Nisan 2010. Ne kadar şort giyip dışarı çıksam da değil yaz, bahar bile gelmiyor bir türlü. Bu sene çok uzadı soğuklar... Sonunda 3 günlük bir boş günüm oldu ve baharı saklandığı yerden gidip getirme görevini üstlendim. Babamla arabaya atladık ve Kaz Dağları'na doğru yola çıktık Bursa'dan. Kaz Dağları'nı keşfe çıkmak deyince aklımda dağlarda gezmek, dağ köylerinde konaklamak gibi fikirler vardı ancak Kaz Dağları milli park statüsünde olduğu için sadece eteklerindeki köylerde konaklanabilen bir yermiş. Yaz aylarında rehberler eşliğinde milli park içinde gezmeye izin veriliyormuş ama bizim böyle bir şansımız olmadı. Kaz Dağları'nı son yıllarda siyanürle altın çıkartma faaliyetleri nedeniyle çok sık duyuyordum. Köylerin hepsinde altın madenine karşı halkın tepkisini gösteren afişler vardı. Bu doğaya zarar verecek madenleri işletmeye kalkmak gidip gördükten sonra daha da saçma geldi bana.

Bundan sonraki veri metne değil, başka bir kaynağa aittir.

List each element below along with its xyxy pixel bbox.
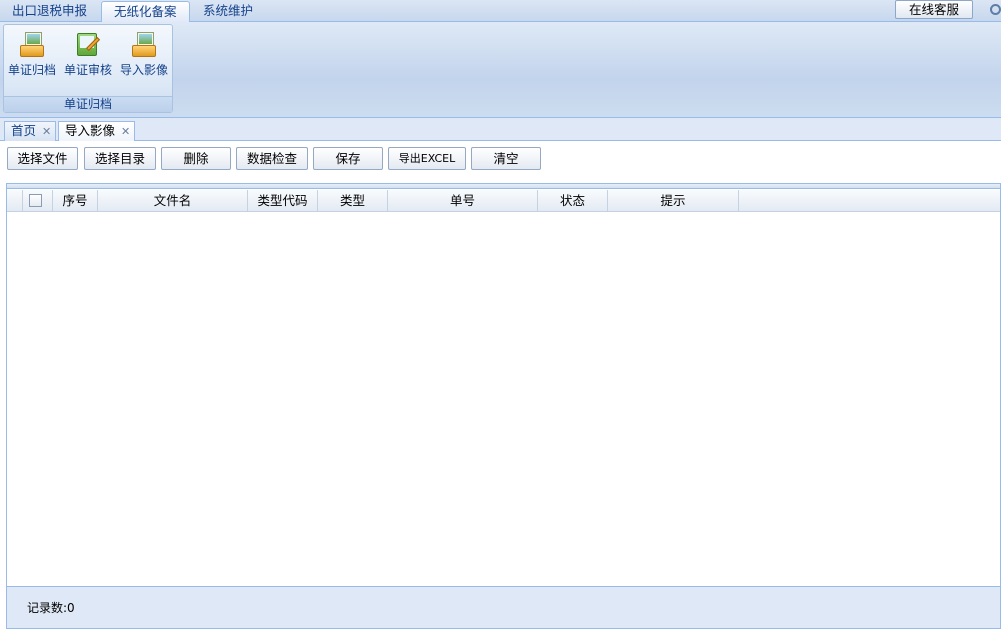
column-header-type-code[interactable]: 类型代码 [248,190,318,212]
grid-footer: 记录数:0 [7,586,1000,628]
menu-tab-export-rebate[interactable]: 出口退税申报 [0,1,99,22]
select-file-button[interactable]: 选择文件 [7,147,78,170]
review-icon [75,32,101,58]
tab-home-label: 首页 [11,123,37,138]
column-rownum [7,190,23,212]
document-tab-strip: 首页 ✕ 导入影像 ✕ [0,118,1001,142]
online-service-button[interactable]: 在线客服 [895,0,973,19]
close-icon[interactable]: ✕ [121,123,130,141]
export-excel-button[interactable]: 导出EXCEL [388,147,466,170]
column-header-filename[interactable]: 文件名 [98,190,248,212]
import-image-icon [131,32,157,58]
select-all-checkbox[interactable] [29,194,42,207]
help-icon[interactable] [990,4,1001,15]
close-icon[interactable]: ✕ [42,123,51,141]
grid-top-bar [7,184,1000,189]
tab-home[interactable]: 首页 ✕ [4,121,57,141]
review-button[interactable]: 单证审核 [61,30,115,80]
column-header-type[interactable]: 类型 [318,190,388,212]
ribbon: 单证归档 单证审核 导入影像 单证归档 [0,22,1001,118]
delete-button[interactable]: 删除 [161,147,231,170]
menu-tab-paperless-filing[interactable]: 无纸化备案 [101,1,190,23]
clear-button[interactable]: 清空 [471,147,541,170]
archive-button[interactable]: 单证归档 [5,30,59,80]
tab-import-image-label: 导入影像 [65,123,116,138]
column-header-status[interactable]: 状态 [538,190,608,212]
column-header-doc-number[interactable]: 单号 [388,190,538,212]
import-grid: 序号 文件名 类型代码 类型 单号 状态 提示 记录数:0 [6,183,1001,629]
column-header-seq[interactable]: 序号 [53,190,98,212]
data-check-button[interactable]: 数据检查 [236,147,308,170]
archive-button-label: 单证归档 [7,63,56,77]
save-button[interactable]: 保存 [313,147,383,170]
main-content: 选择文件 选择目录 删除 数据检查 保存 导出EXCEL 清空 序号 文件名 类… [0,141,1001,631]
main-menu-bar: 出口退税申报 无纸化备案 系统维护 在线客服 [0,0,1001,23]
tab-import-image[interactable]: 导入影像 ✕ [58,121,136,142]
ribbon-group-label: 单证归档 [4,96,172,112]
menu-tab-system-maintenance[interactable]: 系统维护 [191,1,265,22]
archive-icon [19,32,45,58]
select-directory-button[interactable]: 选择目录 [84,147,156,170]
review-button-label: 单证审核 [63,63,112,77]
column-header-hint[interactable]: 提示 [608,190,739,212]
ribbon-group-document-archive: 单证归档 单证审核 导入影像 单证归档 [3,24,173,113]
record-count: 记录数:0 [27,601,75,615]
import-image-button[interactable]: 导入影像 [117,30,171,80]
grid-body[interactable] [7,213,1000,587]
toolbar: 选择文件 选择目录 删除 数据检查 保存 导出EXCEL 清空 [0,141,1001,182]
grid-header: 序号 文件名 类型代码 类型 单号 状态 提示 [7,190,1000,212]
import-image-button-label: 导入影像 [119,63,168,77]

Çarşamba sabahı yağmurlu bir günde çıktık Bursa'dan. Edremit'e kadar yağmur devam etti. Bahar daha görünürlerde yoktu. Edremit ve Akçay'da mola vererek ilk hedeflerimizden biri olan Güre'ye ulaştık. Kaplıca seven biri olarak Güre'nin kaplıcalarını görmek istiyordum ancak buradaki kaplıcalar benim pek ilgimi çekmedi. Bursa'da havuzu olan kaplıcalara alışmışım...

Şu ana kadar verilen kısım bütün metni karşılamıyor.